We do no one a favor by tolerating — and should recognize there is no “right” to — “rough sleeping.” Streets and parks are not flophouses.

Some church voices will lament Trump’s efforts, waving the banner of “social justice” and quoting Scripture out of context. But social justice is not about endless handouts or sanctioning disorder. It is about fostering a society where every person can live with dignity, responsibility, and safety.

That means recognizing difficult realities:

  • The path out of homelessness is arduous and complicated by mental illness, addiction, and sometimes criminality.
  • Personal responsibility plays a role; even if diminished in particular circumstances, it cannot and should not a priori be erased.
  • Public officials have a fiduciary duty to ensure safety and order for all citizens, including those who work, shop, and raise families in America’s cities.

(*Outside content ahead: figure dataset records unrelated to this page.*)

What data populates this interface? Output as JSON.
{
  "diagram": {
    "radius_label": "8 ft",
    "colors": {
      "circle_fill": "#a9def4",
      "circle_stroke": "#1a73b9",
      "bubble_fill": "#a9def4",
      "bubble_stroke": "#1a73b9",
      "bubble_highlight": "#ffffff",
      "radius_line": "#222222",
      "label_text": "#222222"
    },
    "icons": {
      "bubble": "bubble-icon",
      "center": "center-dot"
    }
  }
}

The Church must do more than call for endless funds from the state or tolerate dysfunction. True charity requires resources and resolve to restore dignity through stable housing, mental health care, and employment — not enabling squalor in public spaces. It is not resolved by houses without personal conversion.

This is not “anti-poor”; it is pro-human dignity. Streets must be reclaimed as public goods, places of commerce and community, not refuges for squalor. The Church should lead by example, funding and administering real works of mercy independently, embodying subsidiarity and solidarity together.

The Gospel calls us to love the poor, but it also calls us to truth and order. Let us reject the false mercy that tolerates disorder and instead build a society where all can flourish. That may require a different approach to the homelessness problem.

 

John M. Grondelski (Ph.D., Fordham) was former associate dean of the School of Theology, Seton Hall University, South Orange, New Jersey. All views expressed herein are exclusively his.